In late 2025, a critical vulnerability was identified in File Browser version 2.39.0.

  • Vulnerability: The application was found to have improper JWT handling (CWE-613). The authentication system relied solely on the token's expiration timestamp (exp) and failed to maintain a server-side list of invalidated sessions.
  • Impact: This flaw enabled a Session Replay Attack. An attacker who captured a valid, non-expired JWT could maintain unauthorized access to the system even after the legitimate user had explicitly logged out. The session remained active until the token naturally expired, regardless of the user's actions.
  • Mitigation: As of late 2025, no official patches were available. Mitigation required implementing server-side invalidation (token blocklisting) or significantly reducing token lifetimes to minimize the attack window.

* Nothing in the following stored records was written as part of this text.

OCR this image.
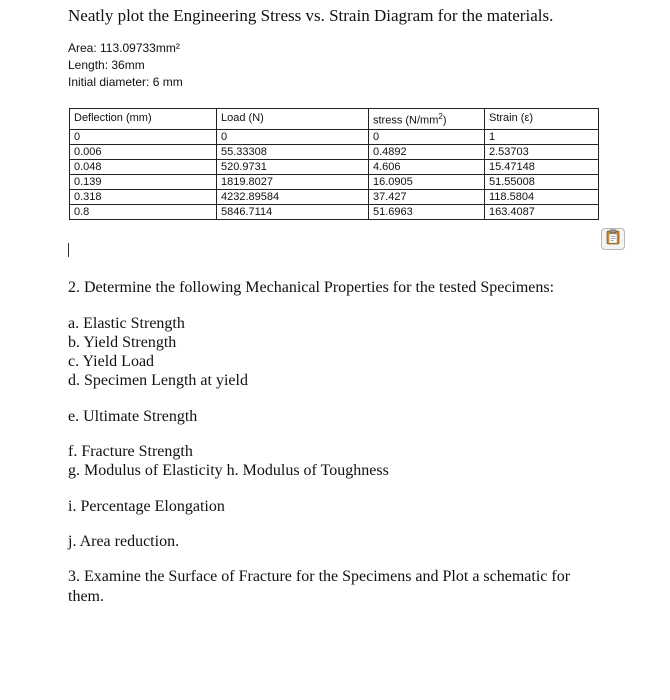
Neatly plot the Engineering Stress vs. Strain Diagram for the materials.
Area: 113.09733mm²
Length: 36mm
Initial diameter: 6 mm
Deflection (mm)	Load (N)	stress $(N/mm^2)$	Strain (ε)
0	0	0	1
0.006	55.33308	0.4892	2.53703
0.048	520.9731	4.606	15.47148
0.139	1819.8027	16.0905	51.55008
0.318	4232.89584	37.427	118.5804
0.8	5846.7114	51.6963	163.4087
2. Determine the following Mechanical Properties for the tested Specimens:
a. Elastic Strength
b. Yield Strength
c. Yield Load
d. Specimen Length at yield
e. Ultimate Strength
f. Fracture Strength
g. Modulus of Elasticity h. Modulus of Toughness
i. Percentage Elongation
j. Area reduction.
3. Examine the Surface of Fracture for the Specimens and Plot a schematic for them.
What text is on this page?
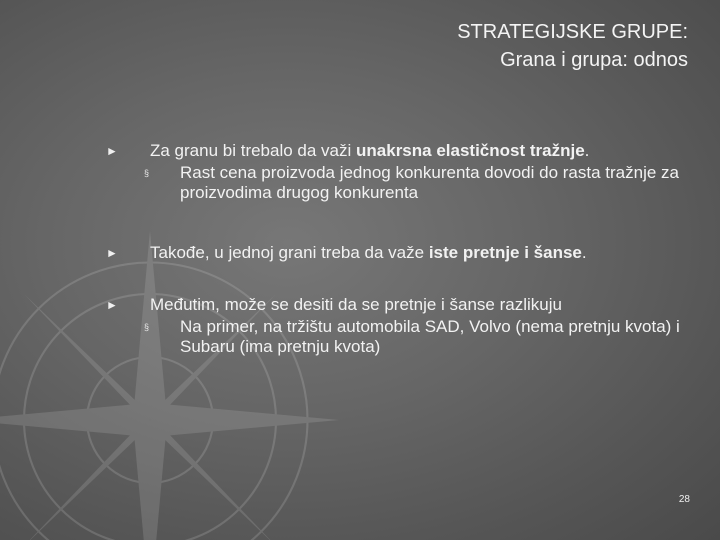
STRATEGIJSKE GRUPE:
Grana i grupa: odnos
► Za granu bi trebalo da važi unakrsna elastičnost tražnje.
§ Rast cena proizvoda jednog konkurenta dovodi do rasta tražnje za proizvodima drugog konkurenta
► Takođe, u jednoj grani treba da važe iste pretnje i šanse.
► Međutim, može se desiti da se pretnje i šanse razlikuju
§ Na primer, na tržištu automobila SAD, Volvo (nema pretnju kvota) i Subaru (ima pretnju kvota)
28
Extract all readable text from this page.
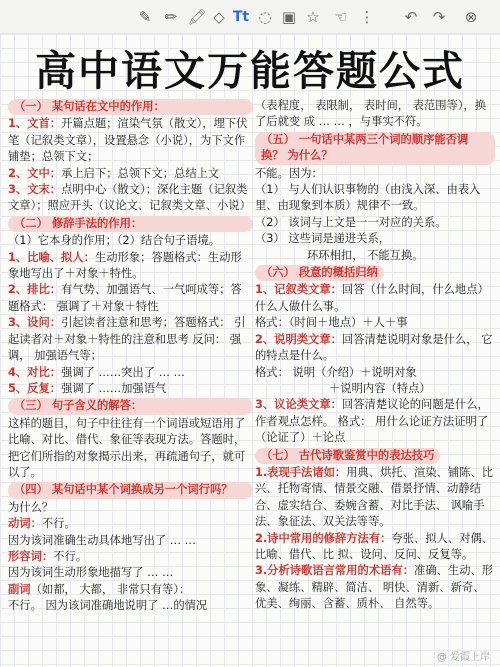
✎ ✏ 🖍 ◇ Tt ◌ ▣ ☆ ☜ ⋮	↶	↷	⊗
高中语文万能答题公式
（一） 某句话在文中的作用：
1、文首：开篇点题；渲染气氛（散文），埋下伏笔（记叙类文章），设置悬念（小说），为下文作 铺垫；总领下文；
2、文中：承上启下；总领下文；总结上文
3、文末：点明中心（散文）；深化主题（记叙类文章）；照应开头（议论文、记叙类文章、小说）
（二） 修辞手法的作用：
（1）它本身的作用；（2）结合句子语境。
1、比喻、拟人：生动形象；答题格式：生动形象地写出了＋对象＋特性。
2、排比：有气势、加强语气、一气呵成等；答题格式： 强调了＋对象＋特性
3、设问：引起读者注意和思考；答题格式： 引起读者对＋对象＋特性的注意和思考 反问： 强调， 加强语气等；
4、对比：强调了 ……突出了 … …
5、反复：强调了 ……加强语气
（三） 句子含义的解答：
这样的题目，句子中往往有一个词语或短语用了比喻、对比、借代、象征等表现方法。答题时，把它们所指的对象揭示出来，再疏通句子，就可以了。
（四） 某句话中某个词换成另一个词行吗？
为什么？
动词：不行。
因为该词准确生动具体地写出了 … …
形容词：不行。
因为该词生动形象地描写了 … …
副词（如都， 大都， 非常只有等）：
不行。 因为该词准确地说明了 …的情况
（表程度， 表限制， 表时间， 表范围等），换了后就变 成 … … ，与事实不符。
（五） 一句话中某两三个词的顺序能否调换？ 为什么？
不能。因为：
（1） 与人们认识事物的（由浅入深、由表入里、由现象到本质）规律不一致。
（2） 该词与上文是一一对应的关系。
（3） 这些词是递进关系，
环环相扣， 不能互换。
（六） 段意的概括归纳
1、记叙类文章：回答（什么时间，什么地点）什么人做什么事。
格式：（时间＋地点）＋人＋事
2、说明类文章：回答清楚说明对象是什么， 它的特点是什么。
格式： 说明（介绍）＋说明对象
＋说明内容（特点）
3、议论类文章：回答清楚议论的问题是什么， 作者观点怎样。 格式： 用什么论证方法证明了（论证了）＋论点
（七） 古代诗歌鉴赏中的表达技巧
1.表现手法诸如：用典、烘托、渲染、铺陈、比兴、托物寄情、情景交融、借景抒情、动静结合、虚实结合、委婉含蓄、对比手法、 讽喻手法、象征法、双关法等等。
2.诗中常用的修辞方法有：夸张、拟人、对偶、比喻、借代、比 拟、设问、反问、反复等。
3.分析诗歌语言常用的术语有：准确、生动、形象、凝练、精辟、简洁、 明快、清新、新奇、优美、绚丽、含蓄、质朴、 自然等。
@ 爱霞上岸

b. KubePi Hardcoded Secret (CVE-2023-22463)

KubePi, a Kubernetes management panel, was found to have an Admin Authentication Bypass vulnerability caused by hardcoded secrets.

  • Vulnerability: The application used hardcoded JwtSigKey values within the JWT authentication function across all deployments of versions up to v1.6.2.
  • Impact: Because the "Secret Key" was universal and publicly accessible, attackers could forge their own JWTs. This allowed them to gain unauthorized administrative access to any affected KubePi instance, potentially leading to the full compromise of the underlying Kubernetes cluster.
  • Remediation: The vulnerability was patched in version 1.6.3. The fix involved making the JWT key configurable in the app.yml file and ensuring a random key is generated if the configuration is left blank.

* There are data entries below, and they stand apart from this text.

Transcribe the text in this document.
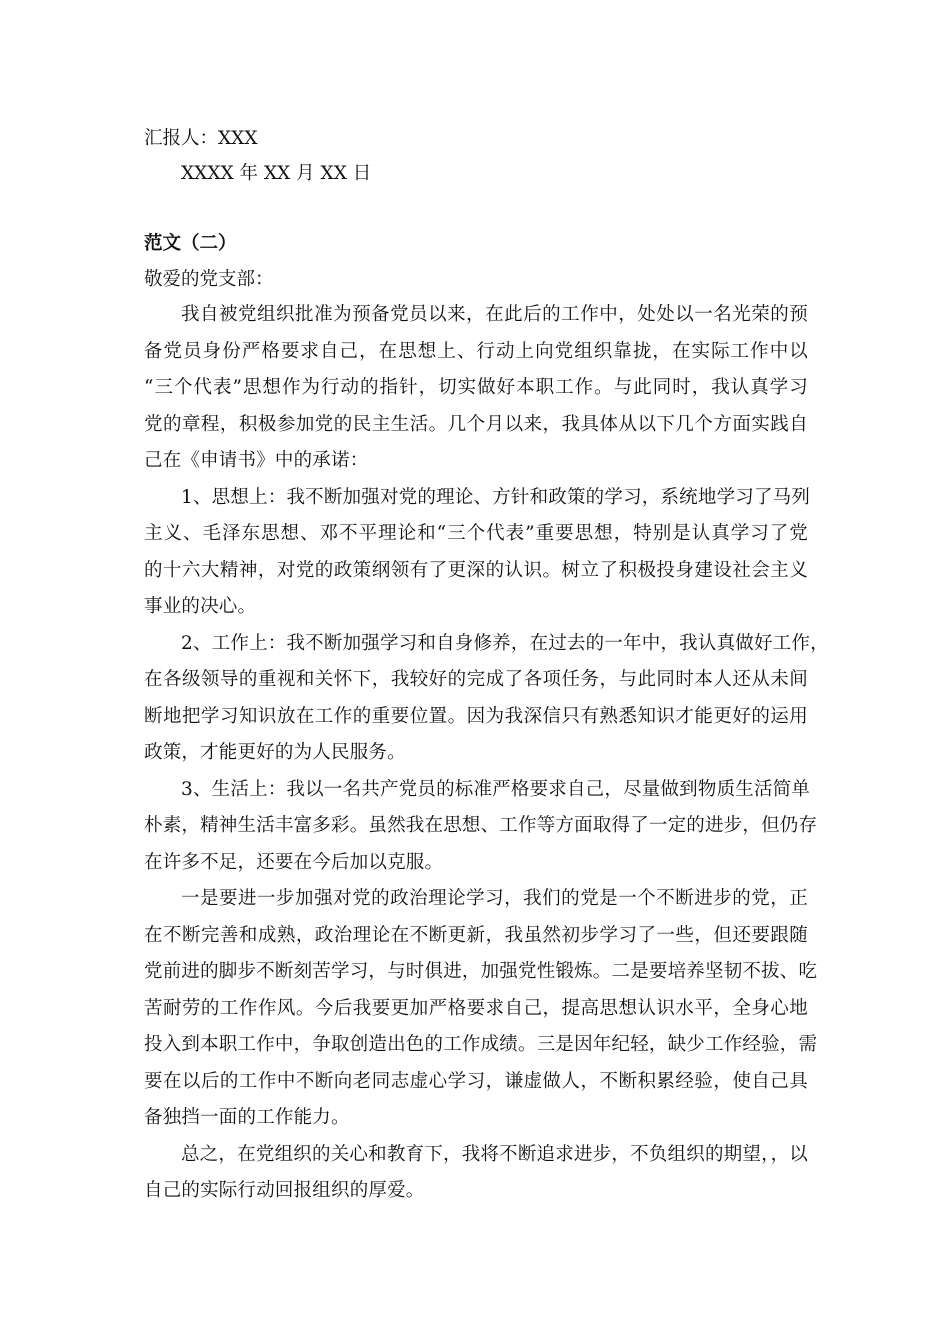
汇报人：XXX
XXXX 年 XX 月 XX 日
范文（二）
敬爱的党支部：
我自被党组织批准为预备党员以来，在此后的工作中，处处以一名光荣的预
备党员身份严格要求自己，在思想上、行动上向党组织靠拢，在实际工作中以
“三个代表”思想作为行动的指针，切实做好本职工作。与此同时，我认真学习
党的章程，积极参加党的民主生活。几个月以来，我具体从以下几个方面实践自
己在《申请书》中的承诺：
1、思想上：我不断加强对党的理论、方针和政策的学习，系统地学习了马列
主义、毛泽东思想、邓不平理论和“三个代表”重要思想，特别是认真学习了党
的十六大精神，对党的政策纲领有了更深的认识。树立了积极投身建设社会主义
事业的决心。
2、工作上：我不断加强学习和自身修养，在过去的一年中，我认真做好工作，
在各级领导的重视和关怀下，我较好的完成了各项任务，与此同时本人还从未间
断地把学习知识放在工作的重要位置。因为我深信只有熟悉知识才能更好的运用
政策，才能更好的为人民服务。
3、生活上：我以一名共产党员的标准严格要求自己，尽量做到物质生活简单
朴素，精神生活丰富多彩。虽然我在思想、工作等方面取得了一定的进步，但仍存
在许多不足，还要在今后加以克服。
一是要进一步加强对党的政治理论学习，我们的党是一个不断进步的党，正
在不断完善和成熟，政治理论在不断更新，我虽然初步学习了一些，但还要跟随
党前进的脚步不断刻苦学习，与时俱进，加强党性锻炼。二是要培养坚韧不拔、吃
苦耐劳的工作作风。今后我要更加严格要求自己，提高思想认识水平，全身心地
投入到本职工作中，争取创造出色的工作成绩。三是因年纪轻，缺少工作经验，需
要在以后的工作中不断向老同志虚心学习，谦虚做人，不断积累经验，使自己具
备独挡一面的工作能力。
总之，在党组织的关心和教育下，我将不断追求进步，不负组织的期望，，以
自己的实际行动回报组织的厚爱。
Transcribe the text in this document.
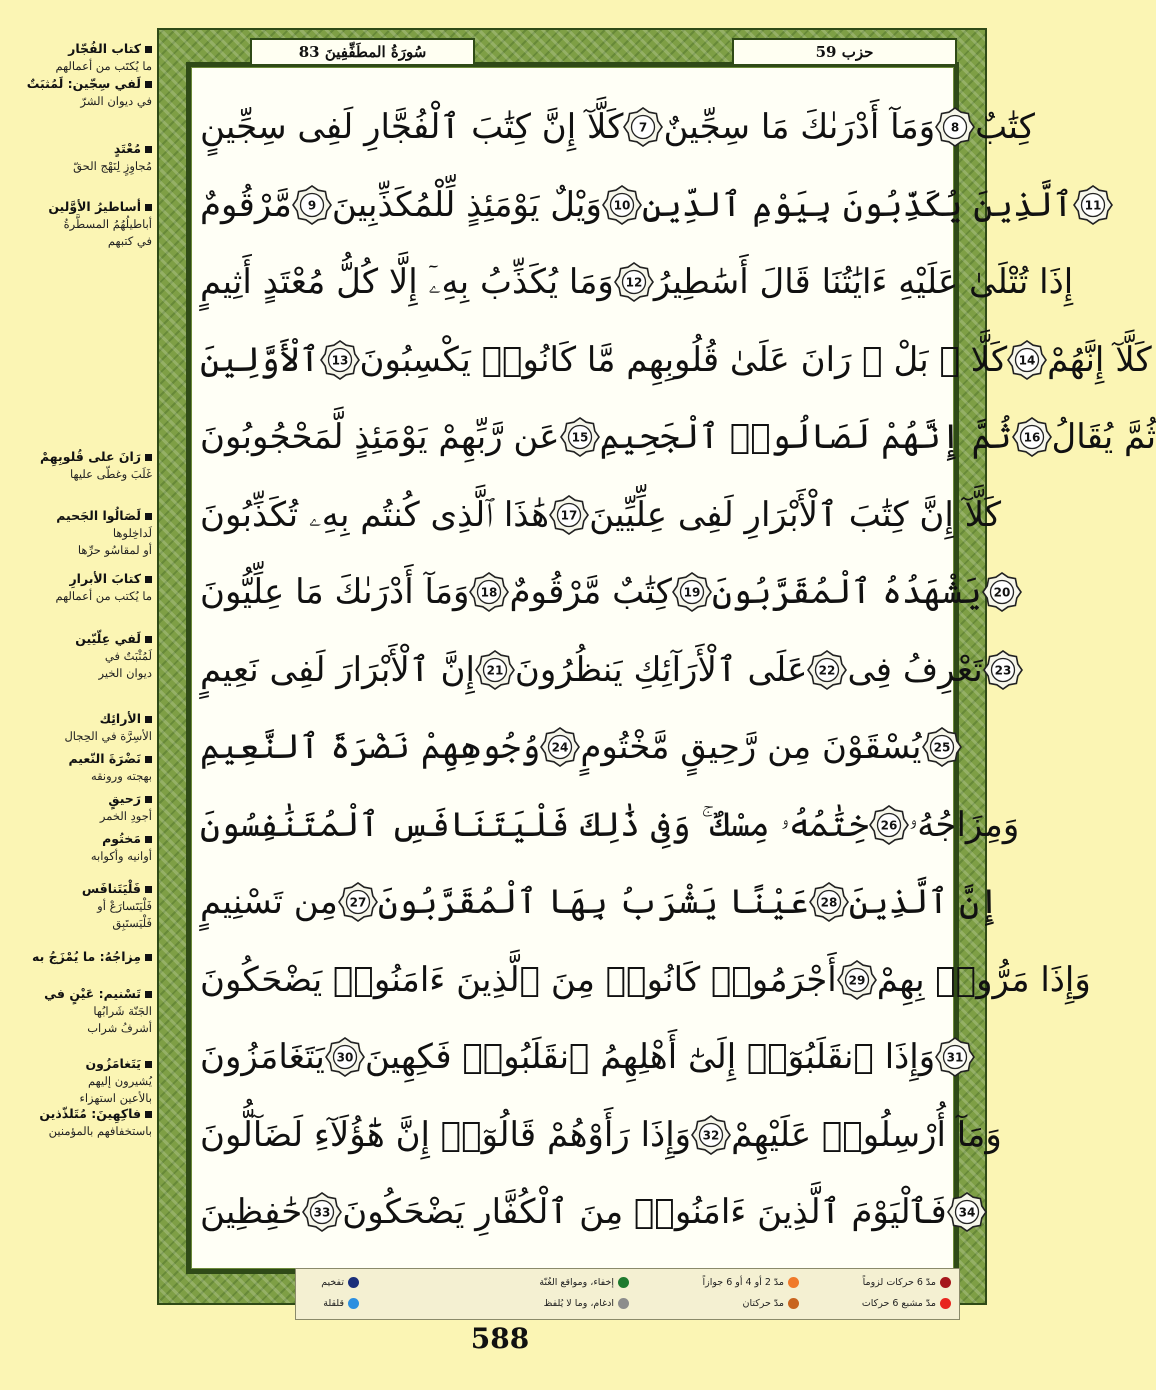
سُورَةُ المطَفِّفِينَ 83	حزب 59
كَلَّآ إِنَّ كِتَٰبَ ٱلْفُجَّارِ لَفِى سِجِّينٍ 7 وَمَآ أَدْرَىٰكَ مَا سِجِّينٌ 8 كِتَٰبٌ
مَّرْقُومٌ 9 وَيْلٌ يَوْمَئِذٍ لِّلْمُكَذِّبِينَ 10 ٱلَّذِينَ يُكَذِّبُونَ بِيَوْمِ ٱلدِّينِ 11
وَمَا يُكَذِّبُ بِهِۦٓ إِلَّا كُلُّ مُعْتَدٍ أَثِيمٍ 12 إِذَا تُتْلَىٰ عَلَيْهِ ءَايَٰتُنَا قَالَ أَسَٰطِيرُ
ٱلْأَوَّلِينَ 13 كَلَّا ۖ بَلْ ۜ رَانَ عَلَىٰ قُلُوبِهِم مَّا كَانُوا۟ يَكْسِبُونَ 14 كَلَّآ إِنَّهُمْ
عَن رَّبِّهِمْ يَوْمَئِذٍ لَّمَحْجُوبُونَ 15 ثُمَّ إِنَّهُمْ لَصَالُوا۟ ٱلْجَحِيمِ 16 ثُمَّ يُقَالُ
هَٰذَا ٱلَّذِى كُنتُم بِهِۦ تُكَذِّبُونَ 17 كَلَّآ إِنَّ كِتَٰبَ ٱلْأَبْرَارِ لَفِى عِلِّيِّينَ
وَمَآ أَدْرَىٰكَ مَا عِلِّيُّونَ 18 كِتَٰبٌ مَّرْقُومٌ 19 يَشْهَدُهُ ٱلْمُقَرَّبُونَ 20
إِنَّ ٱلْأَبْرَارَ لَفِى نَعِيمٍ 21 عَلَى ٱلْأَرَآئِكِ يَنظُرُونَ 22 تَعْرِفُ فِى 23
وُجُوهِهِمْ نَضْرَةَ ٱلنَّعِيمِ 24 يُسْقَوْنَ مِن رَّحِيقٍ مَّخْتُومٍ 25
خِتَٰمُهُۥ مِسْكٌ ۚ وَفِى ذَٰلِكَ فَلْيَتَنَافَسِ ٱلْمُتَنَٰفِسُونَ 26 وَمِزَاجُهُۥ
مِن تَسْنِيمٍ 27 عَيْنًا يَشْرَبُ بِهَا ٱلْمُقَرَّبُونَ 28 إِنَّ ٱلَّذِينَ
أَجْرَمُوا۟ كَانُوا۟ مِنَ ٱلَّذِينَ ءَامَنُوا۟ يَضْحَكُونَ 29 وَإِذَا مَرُّوا۟ بِهِمْ
يَتَغَامَزُونَ 30 وَإِذَا ٱنقَلَبُوٓا۟ إِلَىٰٓ أَهْلِهِمُ ٱنقَلَبُوا۟ فَكِهِينَ 31
وَإِذَا رَأَوْهُمْ قَالُوٓا۟ إِنَّ هَٰٓؤُلَآءِ لَضَآلُّونَ 32 وَمَآ أُرْسِلُوا۟ عَلَيْهِمْ
حَٰفِظِينَ 33 فَٱلْيَوْمَ ٱلَّذِينَ ءَامَنُوا۟ مِنَ ٱلْكُفَّارِ يَضْحَكُونَ 34
كتاب الفُجّار
ما يُكتَب من أعمالهم
لَفي سِجّين: لَمُثبَتٌ
في ديوان الشرّ
مُعْتَدٍ
مُجاوِزٍ لِنَهْج الحقّ
أساطيرُ الأوَّلين
أباطيلُهُمُ المسطَّرةُ
في كتبهم
رَانَ على قُلوبِهِمْ
غَلَبَ وغطّى عليها
لَصَالُوا الجَحيم
لَداخِلوها
أو لمقاسُو حرِّها
كتابَ الأبرارِ
ما يُكتب من أعمالهم
لَفي عِلّيّين
لَمُثْبَتٌ في
ديوان الخير
الأرائِك
الأسِرَّة في الحِجال
نَضْرَةَ النّعيم
بهجته ورونقه
رَحيقٍ
أجودِ الخمر
مَختُوم
أوانيه وأكوابه
فَلْيَتَنافَس
فَلْيَتَسارَعْ أو
فَلْيَستَبِق
مِزاجُهُ: ما يُمْزَجُ به
تَسْنيم: عَيْنٍ في
الجَنّة شَرابُها
أشرفُ شراب
يَتَغامَزُون
يُشيرون إليهم
بالأعين استهزاء
فاكِهِينَ: مُتَلذّذين
باستخفافهم بالمؤمنين
مدّ 6 حركات لزوماً
مدّ مشبع 6 حركات
مدّ 2 أو 4 أو 6 جوازاً
مدّ حركتان
إخفاء، ومواقع الغُنّة
ادغام، وما لا يُلفظ
تفخيم
قلقلة
588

c. Java's "Psychic Signatures" (CVE-2022-21449)

A severe security flaw was discovered in Java's implementation of the Elliptic Curve Digital Signature Algorithm (ECDSA), affecting Java SE versions 15 through 18.

  • Vulnerability: The rewrite of the ECDSA implementation from C++ to native Java failed to verify that the signature values r and s were non-zero.
  • Impact: An attacker could present a forged signature where r and s were both set to zero. Due to the mathematical flaw, the verification equation would calculate 0 = 0 and accept the signature as valid for anymessage or public key. This effectively allowed attackers to bypass authentication in JWTs, SAML assertions, and OIDC tokens, creating a "blank ID card" that was universally accepted.
  • Remediation: Oracle released a Critical Patch Update (CPU) in April 2022. Organizations were urged to update immediately to patched versions (e.g., Java SE 17.0.3) to close this validation gap.

Verification is Key

A token is only as secure as its implementation.

Using standard technology like JWT does not guarantee security. As this analysis demonstrated, a JWT is simply a data structure. If implemented without signature verification, without proper expiration enforcement, or with weak signing keys, it offers no protection against unauthorized access.

Key Takeaways for Developers and Security Testers:

  1. Secure your keys: Utilize strong, asymmetric encryption (RS256) where possible to separate signing and verification duties.
  2. Verify your signatures: Ensure the backend middleware strictly validates the signature before processing any claims. Reject the none algorithm by default.
  3. Sanitize your claims: Never rely on client-side input for session validity or privilege assignment. Authorization logic must reside on the server.

Security is a continuous process of verification and validation. By dissecting these tokens, we ensure that the credentials we build are robust enough to protect the systems they govern.